Museveni issued the warning during a recent high-level ministerial meeting with ministers in charge of refugees from the Great Lakes Region in the Ugandan capital Kampala, the East African reported. Most of Amisom’s force of 21 626 troops come from Uganda.
The Uganda president added that he recently informed the UN Security Council (UNSC) that his country would withdraw its entire contingent of 6 400 peacekeepers from Somalia if the UN proceeds with the plan to downscale operations in Somalia.
The UN Security Council passed a resolution in 2017 which proposed the phased cutback of peacekeepers in Somalia, with a full pullout by 2020, due to budget restraints and irregular funding from member states.
But the Ugandan leader said this plans showed a “total lack of seriousness” in ridding Somalia of the Al Shabaab threat on the part of the international organisation.
“They recommended I should reduce the number of soldiers but I will not reduce even a single one, unless I take all of them out of Somalia,” said Museveni.
Troop-contributing countries to the peacekeeping force in Somalia also argue that the total number of peacekeepers deployed in Somalia is insufficient to rid the country of Al Shabaab.

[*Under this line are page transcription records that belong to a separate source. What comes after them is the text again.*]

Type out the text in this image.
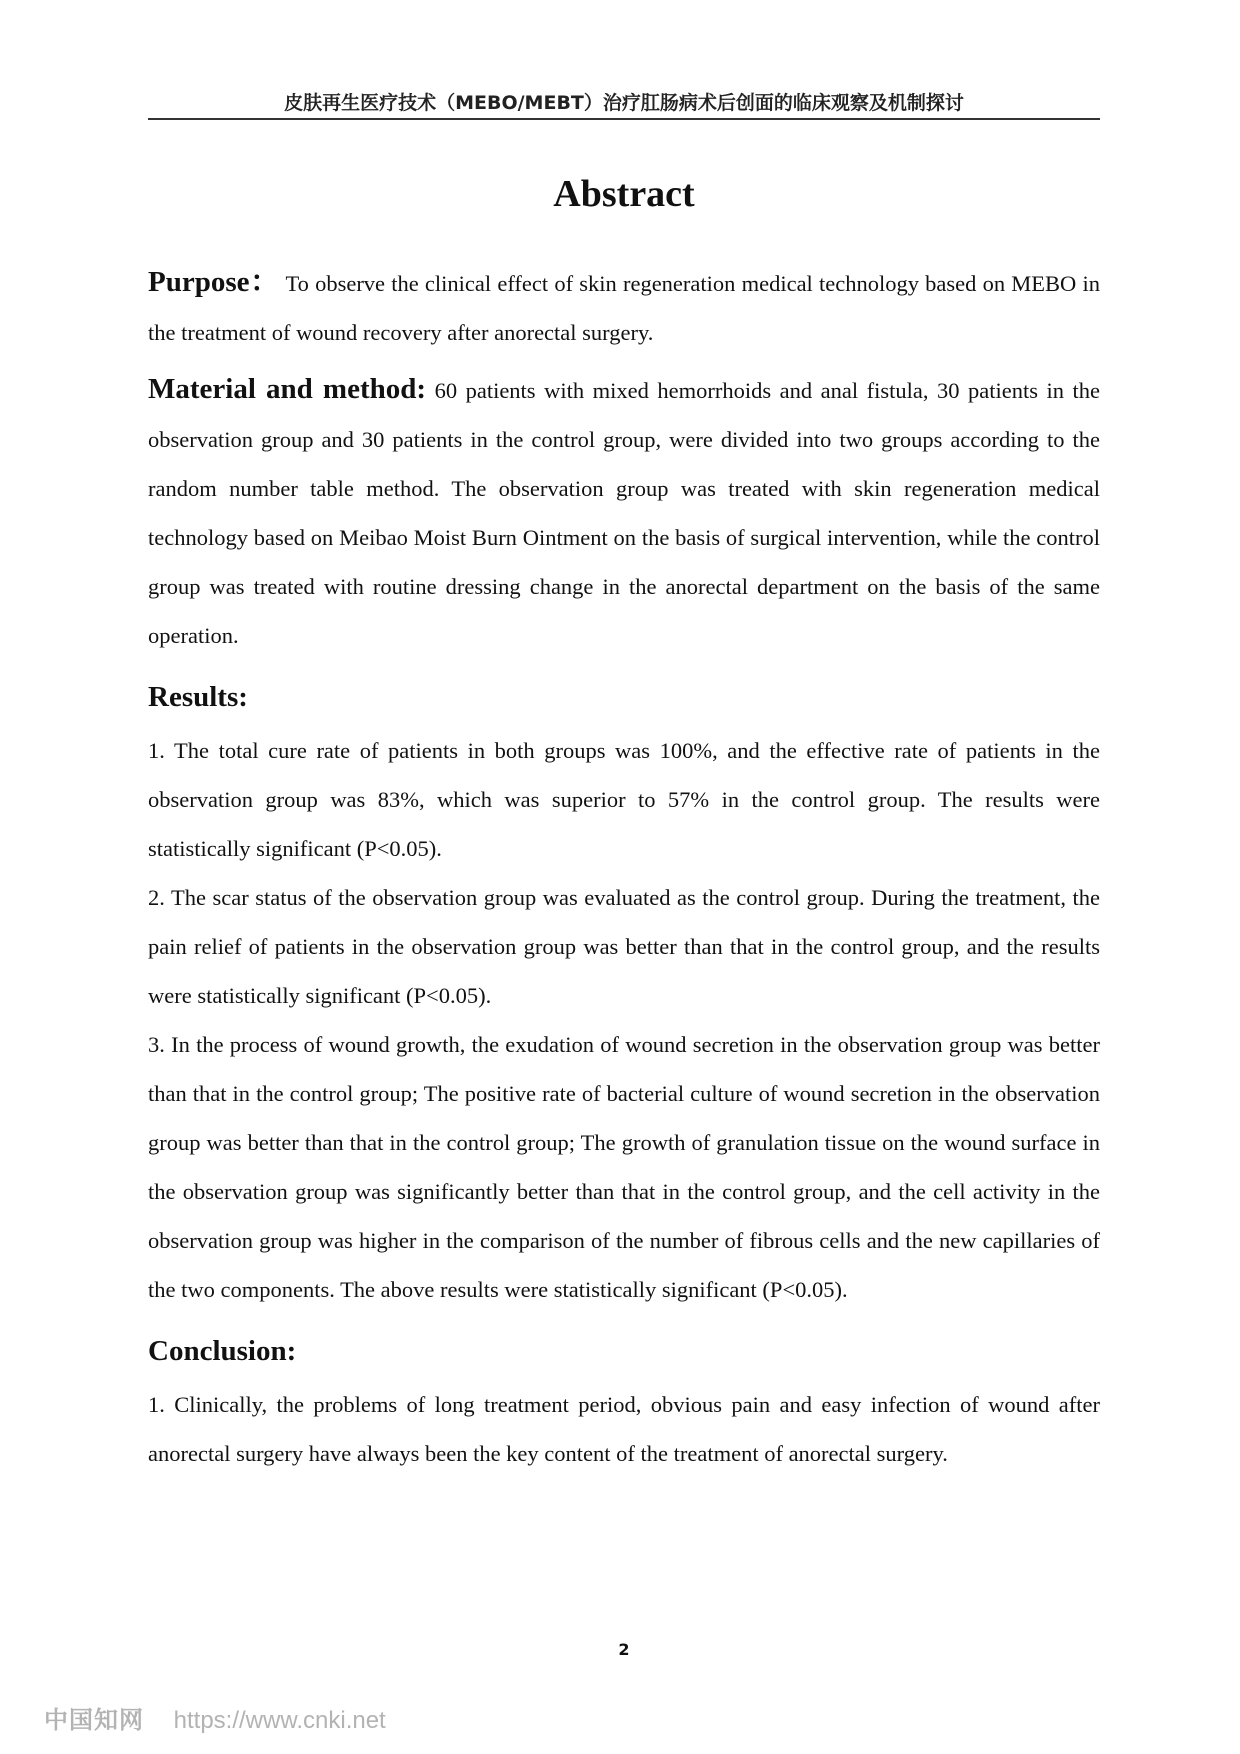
皮肤再生医疗技术（MEBO/MEBT）治疗肛肠病术后创面的临床观察及机制探讨
Abstract

Purpose： To observe the clinical effect of skin regeneration medical technology based on MEBO in the treatment of wound recovery after anorectal surgery.

Material and method: 60 patients with mixed hemorrhoids and anal fistula, 30 patients in the observation group and 30 patients in the control group, were divided into two groups according to the random number table method. The observation group was treated with skin regeneration medical technology based on Meibao Moist Burn Ointment on the basis of surgical intervention, while the control group was treated with routine dressing change in the anorectal department on the basis of the same operation.

Results:

1. The total cure rate of patients in both groups was 100%, and the effective rate of patients in the observation group was 83%, which was superior to 57% in the control group. The results were statistically significant (P<0.05).

2. The scar status of the observation group was evaluated as the control group. During the treatment, the pain relief of patients in the observation group was better than that in the control group, and the results were statistically significant (P<0.05).

3. In the process of wound growth, the exudation of wound secretion in the observation group was better than that in the control group; The positive rate of bacterial culture of wound secretion in the observation group was better than that in the control group; The growth of granulation tissue on the wound surface in the observation group was significantly better than that in the control group, and the cell activity in the observation group was higher in the comparison of the number of fibrous cells and the new capillaries of the two components. The above results were statistically significant (P<0.05).

Conclusion:

1. Clinically, the problems of long treatment period, obvious pain and easy infection of wound after anorectal surgery have always been the key content of the treatment of anorectal surgery.

2
中国知网 https://www.cnki.net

Instead, they argue that the number needs to be increased.
Museveni further asserted that his efforts to convince current UN Secretary-General Antonio Guterres, and his predecessor Ban Ki-Moon were rebuffed.
Burundi has also threatened to withdraw its troop following an announcement by the African Union that it would cut 1 000 troops by the end of February in line with the new Amisom operations blueprint known as the Concept of Operations.